Dann mal ein herzliches Willkommen :Willkommen2

Schön das Du uns Fotos eingestellt hast .
Klasse das Du Deinen Filter selbst gebaut hast .
Sag mal , die Steckdosenleiste ist ja fast im Filter 
Täuscht die Perspektive bloß ???
So wie es aus meiner Sicht ist hätte ich bedenken wenn der Filter mal überläuft . Dann steht alles unter Strom . 
Bin schon gespannt auf die Sommerfotos wenn bei Dir die Wasserpflanzen wachsen .


Lg
axel


----------



## JinRoh (22. März 2009)

*AW: Mein Teich*

Ne das sieht nur so aus da hatte ich drauf geachtet ist ca 15cm Luft nach unten  zum Filter und mit den Überlaufen dauert sehr lange die Filtermatten sind ca 7cm unter dem Rand und wenn die Voll sind läuft das Wasser über den Filtermatten lang wenn aber das Gitter zwischen den Filtermatten und den Bioballs *das letzte Fach* Voll ist dann läuft er über.
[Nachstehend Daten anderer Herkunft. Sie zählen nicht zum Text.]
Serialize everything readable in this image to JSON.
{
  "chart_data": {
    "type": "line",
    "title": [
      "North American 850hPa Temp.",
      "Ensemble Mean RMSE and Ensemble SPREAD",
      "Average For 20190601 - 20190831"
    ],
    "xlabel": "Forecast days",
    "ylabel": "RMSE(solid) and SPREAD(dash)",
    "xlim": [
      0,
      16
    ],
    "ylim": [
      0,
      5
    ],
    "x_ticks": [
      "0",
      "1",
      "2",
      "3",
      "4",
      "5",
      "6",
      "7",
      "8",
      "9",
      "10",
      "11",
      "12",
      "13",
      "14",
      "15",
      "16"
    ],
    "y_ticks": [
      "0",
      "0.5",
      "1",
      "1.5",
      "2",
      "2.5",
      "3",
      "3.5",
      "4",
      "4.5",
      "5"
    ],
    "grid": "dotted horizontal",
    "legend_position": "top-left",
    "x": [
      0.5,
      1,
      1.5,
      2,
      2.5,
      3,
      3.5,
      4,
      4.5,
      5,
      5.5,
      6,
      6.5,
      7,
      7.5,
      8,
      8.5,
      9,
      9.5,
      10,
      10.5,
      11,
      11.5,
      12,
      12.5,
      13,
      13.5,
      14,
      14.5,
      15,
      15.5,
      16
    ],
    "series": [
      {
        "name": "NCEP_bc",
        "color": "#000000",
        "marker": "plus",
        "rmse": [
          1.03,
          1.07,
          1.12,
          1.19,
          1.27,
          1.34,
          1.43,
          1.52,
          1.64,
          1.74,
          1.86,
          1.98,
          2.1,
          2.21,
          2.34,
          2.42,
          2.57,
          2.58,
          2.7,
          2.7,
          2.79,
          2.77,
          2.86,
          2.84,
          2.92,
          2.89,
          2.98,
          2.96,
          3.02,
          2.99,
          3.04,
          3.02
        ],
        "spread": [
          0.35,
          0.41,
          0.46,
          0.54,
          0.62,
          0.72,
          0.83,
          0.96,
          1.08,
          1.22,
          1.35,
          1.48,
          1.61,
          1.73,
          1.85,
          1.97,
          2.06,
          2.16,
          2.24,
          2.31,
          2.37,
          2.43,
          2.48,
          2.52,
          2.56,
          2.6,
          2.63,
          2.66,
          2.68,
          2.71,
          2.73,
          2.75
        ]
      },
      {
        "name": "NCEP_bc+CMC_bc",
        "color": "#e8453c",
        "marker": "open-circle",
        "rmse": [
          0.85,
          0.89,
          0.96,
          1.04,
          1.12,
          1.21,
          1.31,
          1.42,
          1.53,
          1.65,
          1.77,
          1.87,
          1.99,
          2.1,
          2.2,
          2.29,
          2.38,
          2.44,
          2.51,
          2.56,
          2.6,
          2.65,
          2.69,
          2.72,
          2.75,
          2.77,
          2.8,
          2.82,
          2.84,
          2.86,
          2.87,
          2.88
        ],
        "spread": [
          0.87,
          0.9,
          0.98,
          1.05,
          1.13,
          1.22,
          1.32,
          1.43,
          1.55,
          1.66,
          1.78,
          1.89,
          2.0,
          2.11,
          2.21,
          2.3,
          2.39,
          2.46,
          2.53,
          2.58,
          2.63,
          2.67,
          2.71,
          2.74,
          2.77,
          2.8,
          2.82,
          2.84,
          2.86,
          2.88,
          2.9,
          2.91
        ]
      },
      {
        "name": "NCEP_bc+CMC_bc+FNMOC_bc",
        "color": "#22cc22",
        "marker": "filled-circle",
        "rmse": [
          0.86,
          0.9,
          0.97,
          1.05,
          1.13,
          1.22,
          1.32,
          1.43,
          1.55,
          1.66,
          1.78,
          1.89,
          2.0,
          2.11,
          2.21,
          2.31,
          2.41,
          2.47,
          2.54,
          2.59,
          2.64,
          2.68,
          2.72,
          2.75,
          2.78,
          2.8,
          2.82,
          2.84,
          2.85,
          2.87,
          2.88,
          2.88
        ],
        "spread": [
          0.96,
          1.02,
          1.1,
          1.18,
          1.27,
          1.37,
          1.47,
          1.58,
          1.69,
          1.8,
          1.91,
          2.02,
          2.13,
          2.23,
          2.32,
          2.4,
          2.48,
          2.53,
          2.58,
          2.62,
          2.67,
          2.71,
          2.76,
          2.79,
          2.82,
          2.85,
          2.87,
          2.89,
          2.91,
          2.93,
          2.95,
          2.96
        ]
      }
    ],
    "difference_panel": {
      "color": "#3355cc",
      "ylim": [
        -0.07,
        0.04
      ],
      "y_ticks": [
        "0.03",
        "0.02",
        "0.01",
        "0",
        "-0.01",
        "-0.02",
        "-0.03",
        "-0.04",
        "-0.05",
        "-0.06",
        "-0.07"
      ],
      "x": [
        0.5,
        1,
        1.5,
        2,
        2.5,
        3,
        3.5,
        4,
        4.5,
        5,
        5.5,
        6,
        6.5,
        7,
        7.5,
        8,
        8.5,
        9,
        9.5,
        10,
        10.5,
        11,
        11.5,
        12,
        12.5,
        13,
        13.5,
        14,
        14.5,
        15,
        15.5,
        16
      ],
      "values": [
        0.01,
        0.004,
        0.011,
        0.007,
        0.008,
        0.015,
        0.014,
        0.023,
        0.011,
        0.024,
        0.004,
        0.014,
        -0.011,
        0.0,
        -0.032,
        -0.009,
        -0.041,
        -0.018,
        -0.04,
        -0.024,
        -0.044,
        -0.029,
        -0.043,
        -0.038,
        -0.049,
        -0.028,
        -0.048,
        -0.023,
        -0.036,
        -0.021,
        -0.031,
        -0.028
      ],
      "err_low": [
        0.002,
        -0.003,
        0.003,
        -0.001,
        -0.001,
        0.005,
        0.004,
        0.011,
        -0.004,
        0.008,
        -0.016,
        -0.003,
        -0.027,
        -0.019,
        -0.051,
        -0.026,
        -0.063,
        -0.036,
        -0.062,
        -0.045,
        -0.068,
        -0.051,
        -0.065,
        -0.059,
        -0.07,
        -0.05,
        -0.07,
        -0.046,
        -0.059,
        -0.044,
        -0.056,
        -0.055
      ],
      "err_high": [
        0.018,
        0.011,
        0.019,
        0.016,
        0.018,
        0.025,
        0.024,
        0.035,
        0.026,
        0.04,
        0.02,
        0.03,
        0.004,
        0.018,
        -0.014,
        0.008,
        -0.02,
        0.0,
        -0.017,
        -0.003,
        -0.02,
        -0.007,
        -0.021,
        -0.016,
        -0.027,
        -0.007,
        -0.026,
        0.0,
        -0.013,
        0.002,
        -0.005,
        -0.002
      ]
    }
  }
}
Jetzt am anfang des Jahres muss ich ihn ca. alle 4 bis 5 Tage sauber machen aber nur die Matten und wenn dann wieder alles schön klar ist nur alle 10 - 14 Tage. Er wir auch nur Anfang den Jahres einmal Komplett sauber gemacht sonst nur die Matten. Pflanzen habe ich 4 __ weiße Seerosen drinne 4 Körbe __ Schilf 3 Wasser Lilie und 3 ähm ja siehen aus wie Seerosen haben aber kleine grüne Blätter mache ich mal Fotos von wenn sie wieder Blätter hat und habe jede menge __ Hornkraut drinne und Teichlebermoos.


----------



## Pammler (22. März 2009)

*AW: Mein Teich*

Hallo Florian!



Mal ne Frage zur Pumpe, was ist das für eine? Kann sie nicht googeln. Ich bin auf der Suche nach einer.


----------



## Redlisch (22. März 2009)

*AW: Mein Teich*



Pammler schrieb:


> Hallo Florian!
> 
> 
> 
> Mal ne Frage zur Pumpe, was ist das für eine? Kann sie nicht googeln. Ich bin auf der Suche nach einer.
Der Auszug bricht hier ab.